The Beatles song John Lennon called “the gift of God”
No one truly understands creativity. No amount of brain scans or research can fully explain how or why inspiration strikes, where it comes from, or how it transforms into something entirely new. Give a thousand artists the same prompt, and you’ll get a thousand different results—but why? To some, it has to come from somewhere beyond, something higher. Even John Lennon once credited God for one Beatles song.
The idea that a higher power plays a role in art has been around forever. In ancient times, they were called muses—spirits believed to whisper inspiration to a chosen few. To be an artist was to act as a translator for God, a conduit through which some greater force spoke. But in the chaos of rock and roll, a world with no fixed beliefs, that idea faded. Instead, we started seeing the artists themselves as gods.
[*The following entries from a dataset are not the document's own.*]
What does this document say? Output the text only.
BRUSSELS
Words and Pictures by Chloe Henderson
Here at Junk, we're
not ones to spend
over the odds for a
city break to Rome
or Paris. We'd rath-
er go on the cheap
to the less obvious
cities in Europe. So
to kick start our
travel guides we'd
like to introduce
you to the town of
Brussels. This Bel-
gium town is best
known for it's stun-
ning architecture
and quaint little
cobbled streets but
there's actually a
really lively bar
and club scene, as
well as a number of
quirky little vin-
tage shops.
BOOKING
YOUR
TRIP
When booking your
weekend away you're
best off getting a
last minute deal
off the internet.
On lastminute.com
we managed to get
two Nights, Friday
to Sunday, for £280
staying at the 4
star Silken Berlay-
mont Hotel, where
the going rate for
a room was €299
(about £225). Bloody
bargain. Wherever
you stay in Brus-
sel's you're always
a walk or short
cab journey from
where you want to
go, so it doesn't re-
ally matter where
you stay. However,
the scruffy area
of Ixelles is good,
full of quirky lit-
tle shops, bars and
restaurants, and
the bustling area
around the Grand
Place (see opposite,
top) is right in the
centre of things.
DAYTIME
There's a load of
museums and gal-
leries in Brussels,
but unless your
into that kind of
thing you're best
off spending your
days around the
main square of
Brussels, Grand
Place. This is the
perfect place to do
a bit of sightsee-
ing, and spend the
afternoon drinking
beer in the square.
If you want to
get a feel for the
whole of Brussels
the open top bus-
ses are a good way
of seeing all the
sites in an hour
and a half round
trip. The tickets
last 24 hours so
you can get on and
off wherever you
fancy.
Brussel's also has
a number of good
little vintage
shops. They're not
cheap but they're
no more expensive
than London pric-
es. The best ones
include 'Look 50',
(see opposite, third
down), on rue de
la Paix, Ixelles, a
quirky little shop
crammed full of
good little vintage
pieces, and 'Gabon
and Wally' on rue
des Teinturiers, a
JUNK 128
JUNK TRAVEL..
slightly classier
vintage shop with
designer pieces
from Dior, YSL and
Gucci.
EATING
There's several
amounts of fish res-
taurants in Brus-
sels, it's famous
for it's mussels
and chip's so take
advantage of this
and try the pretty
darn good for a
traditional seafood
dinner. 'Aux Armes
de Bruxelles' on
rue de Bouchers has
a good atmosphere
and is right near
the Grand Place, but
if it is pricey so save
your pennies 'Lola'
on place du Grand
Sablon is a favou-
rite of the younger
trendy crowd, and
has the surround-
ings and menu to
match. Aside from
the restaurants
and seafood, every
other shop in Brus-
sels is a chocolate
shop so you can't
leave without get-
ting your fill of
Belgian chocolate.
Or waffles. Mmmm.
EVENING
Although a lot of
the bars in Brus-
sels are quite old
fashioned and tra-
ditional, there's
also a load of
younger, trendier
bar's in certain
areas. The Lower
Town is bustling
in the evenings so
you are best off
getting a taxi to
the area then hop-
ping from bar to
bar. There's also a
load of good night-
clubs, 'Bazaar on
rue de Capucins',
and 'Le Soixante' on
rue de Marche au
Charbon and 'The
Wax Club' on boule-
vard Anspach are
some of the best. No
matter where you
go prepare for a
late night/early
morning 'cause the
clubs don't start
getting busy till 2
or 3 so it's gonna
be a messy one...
But still, there must be something going on. There are countless stories throughout music history about moments when an artist has woken up from a dream with a song in their head or when, in a split second, a melody has appeared to them that would go on to be a totally timeless and globally beloved hit. It’s a tale told time and time again about how certain songs just seem to fall into an artist’s lap as if they’re dropped down from up above.
That’s how John Lennon felt when he came to make ‘Rain’. The song was made during the sessions for Revolver but was left off the tracklist; instead, it was only released as a B-side to ‘Paperback Writer’ as a standalone single. But regardless of it being axed, the creation of the song felt like a moment when Lennon was tapped on the shoulder by that creative higher power and handed an idea.
Lennon had been struggling with the track in the studio, unsure how to finish it off or make it all work. He had the lyrics and the melody, but he knew it needed something else and was left frustrated when he couldn’t find what that was. Deciding to abandon it for the day, he went home to blow off some steam with his favoured illicit substance of the time.
“I got home from the studio and I was stoned out of my mind on marijuana and, as I usually do, I listened to what I’d recorded that day,” he said of the evening. But in the haze of the haze, he made a fateful mistake; “Somehow I got it on backwards and I sat there, transfixed, with the earphones on, with a big hash joint. I ran in the next day and said, ‘I know what to do with it, I know… Listen to this!’ So I made them all play it backwards.”
That stoned mistake was exactly what he’d been looking for as the inspiration struck to reverse the outro of the song. But as the idea landed in his mind, Lennon couldn’t take credit for it, stating, “That one was the gift of God, of Ja, actually, the god of marijuana, right? So Ja gave me that one”.